The FDA regulatory process is costly and rigorous, but it’s predictable, she said. If it can be undone by plaintiffs who morally object to a medicine and friendly federal courts, that predictability goes out the window, she said.
The uncertainty could affect investors and drug companies and “could put innovation for new drugs and much, much needed therapies for patients, not just in the United States, but globally, at fundamental risk,” Banks said.
“I think that’s why the pharmaceutical industry is nervous,” Ziegler says.

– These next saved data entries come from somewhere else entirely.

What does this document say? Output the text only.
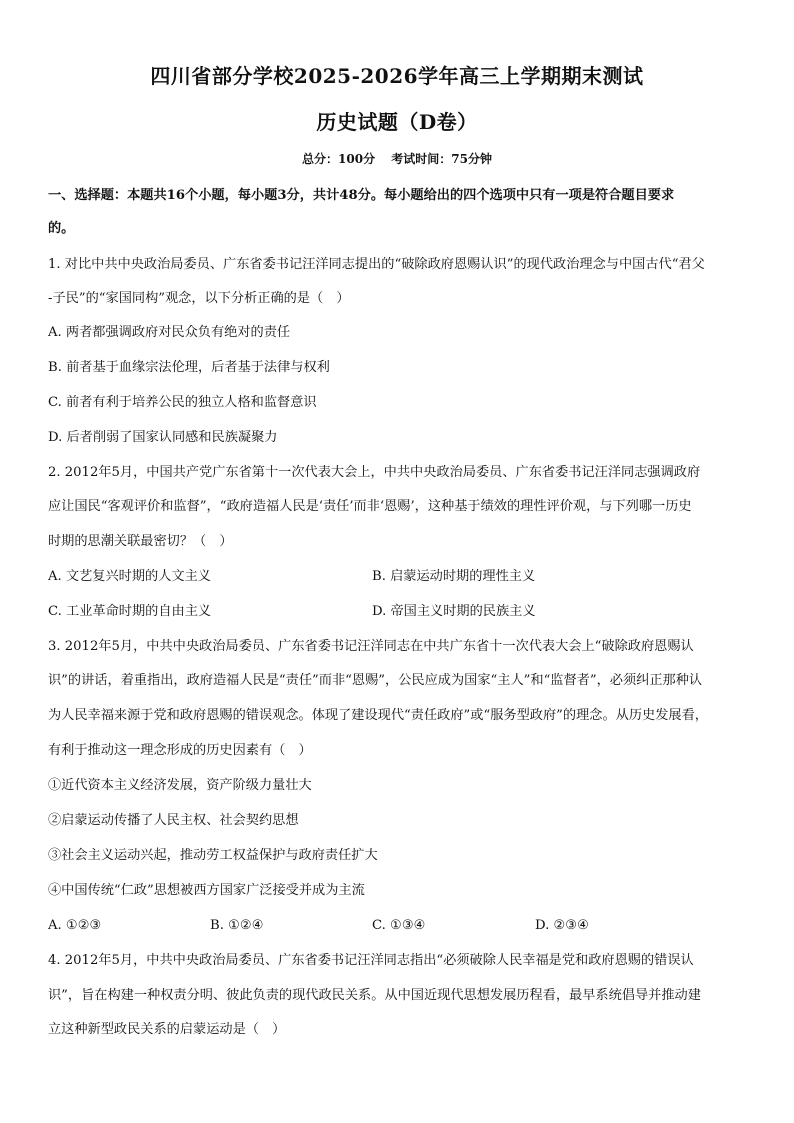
四川省部分学校2025-2026学年高三上学期期末测试
历史试题（D卷）
总分：100分 考试时间：75分钟
一、选择题：本题共16个小题，每小题3分，共计48分。每小题给出的四个选项中只有一项是符合题目要求
的。
1. 对比中共中央政治局委员、广东省委书记汪洋同志提出的“破除政府恩赐认识”的现代政治理念与中国古代“君父
-子民”的“家国同构”观念，以下分析正确的是（　）
A. 两者都强调政府对民众负有绝对的责任
B. 前者基于血缘宗法伦理，后者基于法律与权利
C. 前者有利于培养公民的独立人格和监督意识
D. 后者削弱了国家认同感和民族凝聚力
2. 2012年5月，中国共产党广东省第十一次代表大会上，中共中央政治局委员、广东省委书记汪洋同志强调政府
应让国民“客观评价和监督”，“政府造福人民是‘责任’而非‘恩赐’，这种基于绩效的理性评价观，与下列哪一历史
时期的思潮关联最密切？（　）
A. 文艺复兴时期的人文主义	B. 启蒙运动时期的理性主义
C. 工业革命时期的自由主义	D. 帝国主义时期的民族主义
3. 2012年5月，中共中央政治局委员、广东省委书记汪洋同志在中共广东省十一次代表大会上“破除政府恩赐认
识”的讲话，着重指出，政府造福人民是“责任”而非“恩赐”，公民应成为国家“主人”和“监督者”，必须纠正那种认
为人民幸福来源于党和政府恩赐的错误观念。体现了建设现代“责任政府”或“服务型政府”的理念。从历史发展看，
有利于推动这一理念形成的历史因素有（　）
①近代资本主义经济发展，资产阶级力量壮大
②启蒙运动传播了人民主权、社会契约思想
③社会主义运动兴起，推动劳工权益保护与政府责任扩大
④中国传统“仁政”思想被西方国家广泛接受并成为主流
A. ①②③	B. ①②④	C. ①③④	D. ②③④
4. 2012年5月，中共中央政治局委员、广东省委书记汪洋同志指出“必须破除人民幸福是党和政府恩赐的错误认
识”，旨在构建一种权责分明、彼此负责的现代政民关系。从中国近现代思想发展历程看，最早系统倡导并推动建
立这种新型政民关系的启蒙运动是（　）
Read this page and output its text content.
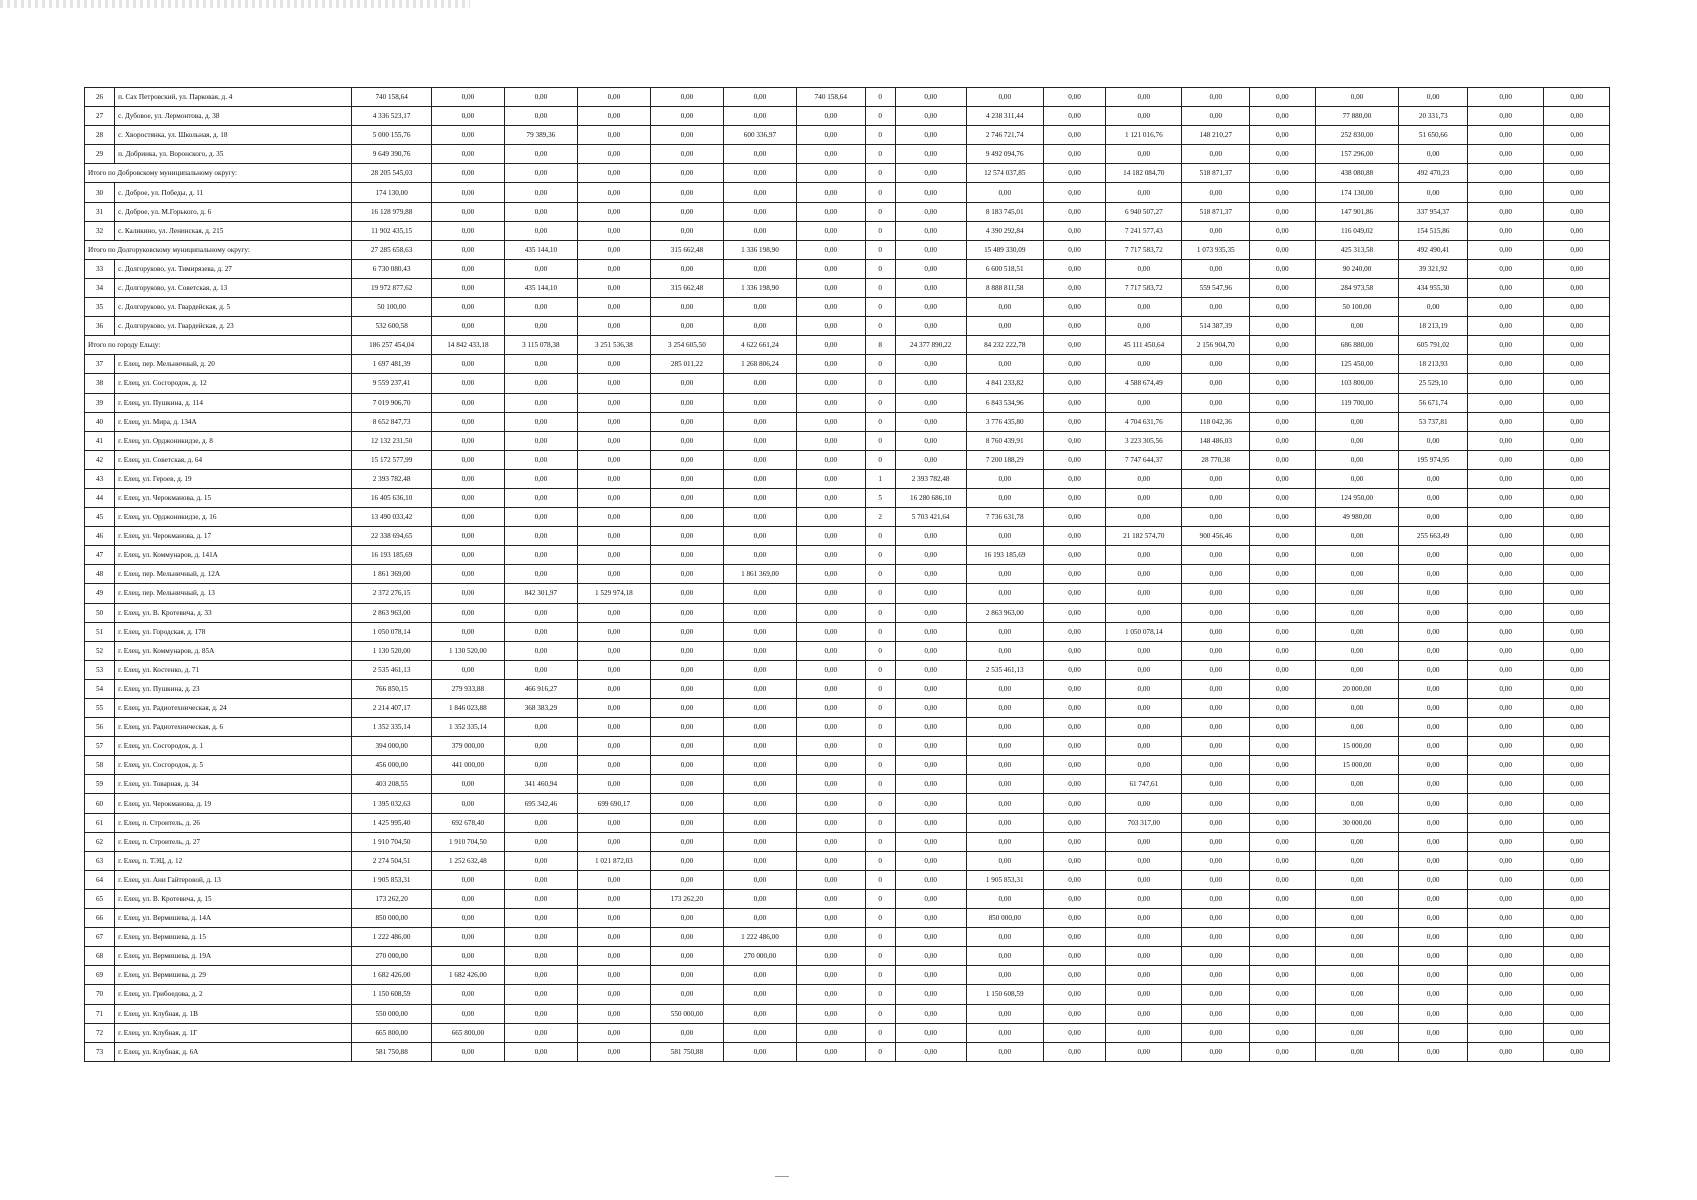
26	п. Сах Петровский, ул. Парковая, д. 4	740 158,64	0,00	0,00	0,00	0,00	0,00	740 158,64	0	0,00	0,00	0,00	0,00	0,00	0,00	0,00	0,00	0,00	0,00
27	с. Дубовое, ул. Лермонтова, д. 38	4 336 523,17	0,00	0,00	0,00	0,00	0,00	0,00	0	0,00	4 238 311,44	0,00	0,00	0,00	0,00	77 880,00	20 331,73	0,00	0,00
28	с. Хворостянка, ул. Школьная, д. 18	5 000 155,76	0,00	79 389,36	0,00	0,00	600 336,97	0,00	0	0,00	2 746 721,74	0,00	1 121 016,76	148 210,27	0,00	252 830,00	51 650,66	0,00	0,00
29	п. Добринка, ул. Воронского, д. 35	9 649 390,76	0,00	0,00	0,00	0,00	0,00	0,00	0	0,00	9 492 094,76	0,00	0,00	0,00	0,00	157 296,00	0,00	0,00	0,00
Итого по Добровскому муниципальному округу:		28 205 545,03	0,00	0,00	0,00	0,00	0,00	0,00	0	0,00	12 574 037,85	0,00	14 182 084,70	518 871,37	0,00	438 080,88	492 470,23	0,00	0,00
30	с. Доброе, ул. Победы, д. 11	174 130,00	0,00	0,00	0,00	0,00	0,00	0,00	0	0,00	0,00	0,00	0,00	0,00	0,00	174 130,00	0,00	0,00	0,00
31	с. Доброе, ул. М.Горького, д. 6	16 128 979,88	0,00	0,00	0,00	0,00	0,00	0,00	0	0,00	8 183 745,01	0,00	6 940 507,27	518 871,37	0,00	147 901,86	337 954,37	0,00	0,00
32	с. Каликино, ул. Ленинская, д. 215	11 902 435,15	0,00	0,00	0,00	0,00	0,00	0,00	0	0,00	4 390 292,84	0,00	7 241 577,43	0,00	0,00	116 049,02	154 515,86	0,00	0,00
Итого по Долгоруковскому муниципальному округу:		27 285 658,63	0,00	435 144,10	0,00	315 662,48	1 336 198,90	0,00	0	0,00	15 489 330,09	0,00	7 717 583,72	1 073 935,35	0,00	425 313,58	492 490,41	0,00	0,00
33	с. Долгоруково, ул. Тимирязева, д. 27	6 730 080,43	0,00	0,00	0,00	0,00	0,00	0,00	0	0,00	6 600 518,51	0,00	0,00	0,00	0,00	90 240,00	39 321,92	0,00	0,00
34	с. Долгоруково, ул. Советская, д. 13	19 972 877,62	0,00	435 144,10	0,00	315 662,48	1 336 198,90	0,00	0	0,00	8 888 811,58	0,00	7 717 583,72	559 547,96	0,00	284 973,58	434 955,30	0,00	0,00
35	с. Долгоруково, ул. Гвардейская, д. 5	50 100,00	0,00	0,00	0,00	0,00	0,00	0,00	0	0,00	0,00	0,00	0,00	0,00	0,00	50 100,00	0,00	0,00	0,00
36	с. Долгоруково, ул. Гвардейская, д. 23	532 600,58	0,00	0,00	0,00	0,00	0,00	0,00	0	0,00	0,00	0,00	0,00	514 387,39	0,00	0,00	18 213,19	0,00	0,00
Итого по городу Ельцу:		186 257 454,04	14 842 433,18	3 115 078,38	3 251 536,38	3 254 605,50	4 622 661,24	0,00	8	24 377 890,22	84 232 222,78	0,00	45 111 450,64	2 156 904,70	0,00	686 880,00	605 791,02	0,00	0,00
37	г. Елец, пер. Мельничный, д. 20	1 697 481,39	0,00	0,00	0,00	285 011,22	1 268 806,24	0,00	0	0,00	0,00	0,00	0,00	0,00	0,00	125 450,00	18 213,93	0,00	0,00
38	г. Елец, ул. Сосгородок, д. 12	9 559 237,41	0,00	0,00	0,00	0,00	0,00	0,00	0	0,00	4 841 233,82	0,00	4 588 674,49	0,00	0,00	103 800,00	25 529,10	0,00	0,00
39	г. Елец, ул. Пушкина, д. 114	7 019 906,70	0,00	0,00	0,00	0,00	0,00	0,00	0	0,00	6 843 534,96	0,00	0,00	0,00	0,00	119 700,00	56 671,74	0,00	0,00
40	г. Елец, ул. Мира, д. 134А	8 652 847,73	0,00	0,00	0,00	0,00	0,00	0,00	0	0,00	3 776 435,80	0,00	4 704 631,76	118 042,36	0,00	0,00	53 737,81	0,00	0,00
41	г. Елец, ул. Орджоникидзе, д. 8	12 132 231,50	0,00	0,00	0,00	0,00	0,00	0,00	0	0,00	8 760 439,91	0,00	3 223 305,56	148 486,03	0,00	0,00	0,00	0,00	0,00
42	г. Елец, ул. Советская, д. 64	15 172 577,99	0,00	0,00	0,00	0,00	0,00	0,00	0	0,00	7 200 188,29	0,00	7 747 644,37	28 770,38	0,00	0,00	195 974,95	0,00	0,00
43	г. Елец, ул. Героев, д. 19	2 393 782,48	0,00	0,00	0,00	0,00	0,00	0,00	1	2 393 782,48	0,00	0,00	0,00	0,00	0,00	0,00	0,00	0,00	0,00
44	г. Елец, ул. Черокманова, д. 15	16 405 636,10	0,00	0,00	0,00	0,00	0,00	0,00	5	16 280 686,10	0,00	0,00	0,00	0,00	0,00	124 950,00	0,00	0,00	0,00
45	г. Елец, ул. Орджоникидзе, д. 16	13 490 033,42	0,00	0,00	0,00	0,00	0,00	0,00	2	5 703 421,64	7 736 631,78	0,00	0,00	0,00	0,00	49 980,00	0,00	0,00	0,00
46	г. Елец, ул. Черокманова, д. 17	22 338 694,65	0,00	0,00	0,00	0,00	0,00	0,00	0	0,00	0,00	0,00	21 182 574,70	900 456,46	0,00	0,00	255 663,49	0,00	0,00
47	г. Елец, ул. Коммунаров, д. 141А	16 193 185,69	0,00	0,00	0,00	0,00	0,00	0,00	0	0,00	16 193 185,69	0,00	0,00	0,00	0,00	0,00	0,00	0,00	0,00
48	г. Елец, пер. Мельничный, д. 12А	1 861 369,00	0,00	0,00	0,00	0,00	1 861 369,00	0,00	0	0,00	0,00	0,00	0,00	0,00	0,00	0,00	0,00	0,00	0,00
49	г. Елец, пер. Мельничный, д. 13	2 372 276,15	0,00	842 301,97	1 529 974,18	0,00	0,00	0,00	0	0,00	0,00	0,00	0,00	0,00	0,00	0,00	0,00	0,00	0,00
50	г. Елец, ул. В. Кротевича, д. 33	2 863 963,00	0,00	0,00	0,00	0,00	0,00	0,00	0	0,00	2 863 963,00	0,00	0,00	0,00	0,00	0,00	0,00	0,00	0,00
51	г. Елец, ул. Городская, д. 178	1 050 078,14	0,00	0,00	0,00	0,00	0,00	0,00	0	0,00	0,00	0,00	1 050 078,14	0,00	0,00	0,00	0,00	0,00	0,00
52	г. Елец, ул. Коммунаров, д. 85А	1 130 520,00	1 130 520,00	0,00	0,00	0,00	0,00	0,00	0	0,00	0,00	0,00	0,00	0,00	0,00	0,00	0,00	0,00	0,00
53	г. Елец, ул. Костенко, д. 71	2 535 461,13	0,00	0,00	0,00	0,00	0,00	0,00	0	0,00	2 535 461,13	0,00	0,00	0,00	0,00	0,00	0,00	0,00	0,00
54	г. Елец, ул. Пушкина, д. 23	766 850,15	279 933,88	466 916,27	0,00	0,00	0,00	0,00	0	0,00	0,00	0,00	0,00	0,00	0,00	20 000,00	0,00	0,00	0,00
55	г. Елец, ул. Радиотехническая, д. 24	2 214 407,17	1 846 023,88	368 383,29	0,00	0,00	0,00	0,00	0	0,00	0,00	0,00	0,00	0,00	0,00	0,00	0,00	0,00	0,00
56	г. Елец, ул. Радиотехническая, д. 6	1 352 335,14	1 352 335,14	0,00	0,00	0,00	0,00	0,00	0	0,00	0,00	0,00	0,00	0,00	0,00	0,00	0,00	0,00	0,00
57	г. Елец, ул. Сосгородок, д. 1	394 000,00	379 000,00	0,00	0,00	0,00	0,00	0,00	0	0,00	0,00	0,00	0,00	0,00	0,00	15 000,00	0,00	0,00	0,00
58	г. Елец, ул. Сосгородок, д. 5	456 000,00	441 000,00	0,00	0,00	0,00	0,00	0,00	0	0,00	0,00	0,00	0,00	0,00	0,00	15 000,00	0,00	0,00	0,00
59	г. Елец, ул. Товарная, д. 34	403 208,55	0,00	341 460,94	0,00	0,00	0,00	0,00	0	0,00	0,00	0,00	61 747,61	0,00	0,00	0,00	0,00	0,00	0,00
60	г. Елец, ул. Черокманова, д. 19	1 395 032,63	0,00	695 342,46	699 690,17	0,00	0,00	0,00	0	0,00	0,00	0,00	0,00	0,00	0,00	0,00	0,00	0,00	0,00
61	г. Елец, п. Строитель, д. 26	1 425 995,40	692 678,40	0,00	0,00	0,00	0,00	0,00	0	0,00	0,00	0,00	703 317,00	0,00	0,00	30 000,00	0,00	0,00	0,00
62	г. Елец, п. Строитель, д. 27	1 910 704,50	1 910 704,50	0,00	0,00	0,00	0,00	0,00	0	0,00	0,00	0,00	0,00	0,00	0,00	0,00	0,00	0,00	0,00
63	г. Елец, п. ТЭЦ, д. 12	2 274 504,51	1 252 632,48	0,00	1 021 872,03	0,00	0,00	0,00	0	0,00	0,00	0,00	0,00	0,00	0,00	0,00	0,00	0,00	0,00
64	г. Елец, ул. Ани Гайтеровой, д. 13	1 905 853,31	0,00	0,00	0,00	0,00	0,00	0,00	0	0,00	1 905 853,31	0,00	0,00	0,00	0,00	0,00	0,00	0,00	0,00
65	г. Елец, ул. В. Кротевича, д. 15	173 262,20	0,00	0,00	0,00	173 262,20	0,00	0,00	0	0,00	0,00	0,00	0,00	0,00	0,00	0,00	0,00	0,00	0,00
66	г. Елец, ул. Вермишева, д. 14А	850 000,00	0,00	0,00	0,00	0,00	0,00	0,00	0	0,00	850 000,00	0,00	0,00	0,00	0,00	0,00	0,00	0,00	0,00
67	г. Елец, ул. Вермишева, д. 15	1 222 486,00	0,00	0,00	0,00	0,00	1 222 486,00	0,00	0	0,00	0,00	0,00	0,00	0,00	0,00	0,00	0,00	0,00	0,00
68	г. Елец, ул. Вермишева, д. 19А	270 000,00	0,00	0,00	0,00	0,00	270 000,00	0,00	0	0,00	0,00	0,00	0,00	0,00	0,00	0,00	0,00	0,00	0,00
69	г. Елец, ул. Вермишева, д. 29	1 682 426,00	1 682 426,00	0,00	0,00	0,00	0,00	0,00	0	0,00	0,00	0,00	0,00	0,00	0,00	0,00	0,00	0,00	0,00
70	г. Елец, ул. Грибоедова, д. 2	1 150 608,59	0,00	0,00	0,00	0,00	0,00	0,00	0	0,00	1 150 608,59	0,00	0,00	0,00	0,00	0,00	0,00	0,00	0,00
71	г. Елец, ул. Клубная, д. 1В	550 000,00	0,00	0,00	0,00	550 000,00	0,00	0,00	0	0,00	0,00	0,00	0,00	0,00	0,00	0,00	0,00	0,00	0,00
72	г. Елец, ул. Клубная, д. 1Г	665 800,00	665 800,00	0,00	0,00	0,00	0,00	0,00	0	0,00	0,00	0,00	0,00	0,00	0,00	0,00	0,00	0,00	0,00
73	г. Елец, ул. Клубная, д. 6А	581 750,88	0,00	0,00	0,00	581 750,88	0,00	0,00	0	0,00	0,00	0,00	0,00	0,00	0,00	0,00	0,00	0,00	0,00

If this could happen with a drug that has been controversial, what would prevent anyone from doing it with every other drug?
The rules included in the Comstock Act could cover birth control, abortion pills, and any equipment used for abortion and that could affect abortion care in the U.S.
The law against sending things for immoral use was enacted in the 19th century. The plaintiffs in this case use Comstock in one of their arguments, treating it as a straightforward statute and not a defunct law.
The case against Mifepristone: Alito re-joinding the advocacy of women and preventing emergency room visits in the United States
The Alliance for Hippocratic Medicine has claimed that Mifepristone endangers women and leads to emergency room visits. The study which was supposed to back up their claims was pulled from the market after it was found to be incorrect.
In his majority opinion in the case overturning Roe v. Wade, Justice Samuel Alito insisted that the high court was finally settling the vexed abortion debate by returning the “authority to regulate abortion” to the “people and their elected representatives.”